Agreeing to a leisurely walk around Hyde Park, they took a cab over to the east edge of it, took Lover’s Walk up around the water, spent a good bit of time in the Italian Gardens where she obsessed over the statues of the two nearly naked women pouring water from pitchers into the fountain, grabbed gelato from a vendor, and traipsed down to see the Peter Pan statue. He joked that Will would say it was too appropriate, and he had her take his picture in front of it on his phone to send his brother. She focused on the figures around the base, and especially on the Wendy figure trying to climb up to Peter. The writer in him ended up over-thinking the way she’d studied the girl trying to get to the boy who wouldn’t grow up. Did she relate to it? Did it look like a reach for freedom? There was a price to pay for never growing up. It was one thing he’d learned. He’d lost too much control of his own life. Once lost, it was hard to gain back.
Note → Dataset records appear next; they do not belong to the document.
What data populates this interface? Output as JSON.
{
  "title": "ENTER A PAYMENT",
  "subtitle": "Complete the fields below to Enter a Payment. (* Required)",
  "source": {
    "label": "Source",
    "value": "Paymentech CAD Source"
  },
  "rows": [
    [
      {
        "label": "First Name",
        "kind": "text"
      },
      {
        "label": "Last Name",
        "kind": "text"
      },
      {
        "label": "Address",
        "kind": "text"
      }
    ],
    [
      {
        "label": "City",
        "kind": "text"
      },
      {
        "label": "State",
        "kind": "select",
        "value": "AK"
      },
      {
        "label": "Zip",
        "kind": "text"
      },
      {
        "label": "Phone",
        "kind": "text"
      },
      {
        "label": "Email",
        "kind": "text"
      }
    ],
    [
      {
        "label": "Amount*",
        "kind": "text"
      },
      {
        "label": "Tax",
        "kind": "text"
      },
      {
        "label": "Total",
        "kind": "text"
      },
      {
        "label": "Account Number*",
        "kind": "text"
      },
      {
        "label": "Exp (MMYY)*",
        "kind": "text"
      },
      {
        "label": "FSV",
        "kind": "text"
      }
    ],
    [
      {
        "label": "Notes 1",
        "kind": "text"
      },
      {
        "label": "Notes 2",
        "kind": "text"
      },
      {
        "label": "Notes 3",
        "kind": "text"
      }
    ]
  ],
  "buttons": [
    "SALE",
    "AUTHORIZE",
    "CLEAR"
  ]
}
But maybe he could. Maybe she would give him the impetus to do it. He was responsible for her, for his effect on her, since he’d let it go so far. The damnedest thing about it was that, unlike other times he’d felt responsibility falling on his shoulders, he didn’t mind. He wanted to be responsible for her.
With a slammed thought into his head, he realized he needed to add a comma to that thought: he wanted to be responsible, to grow up and be an adult, for her. Maybe for himself, too.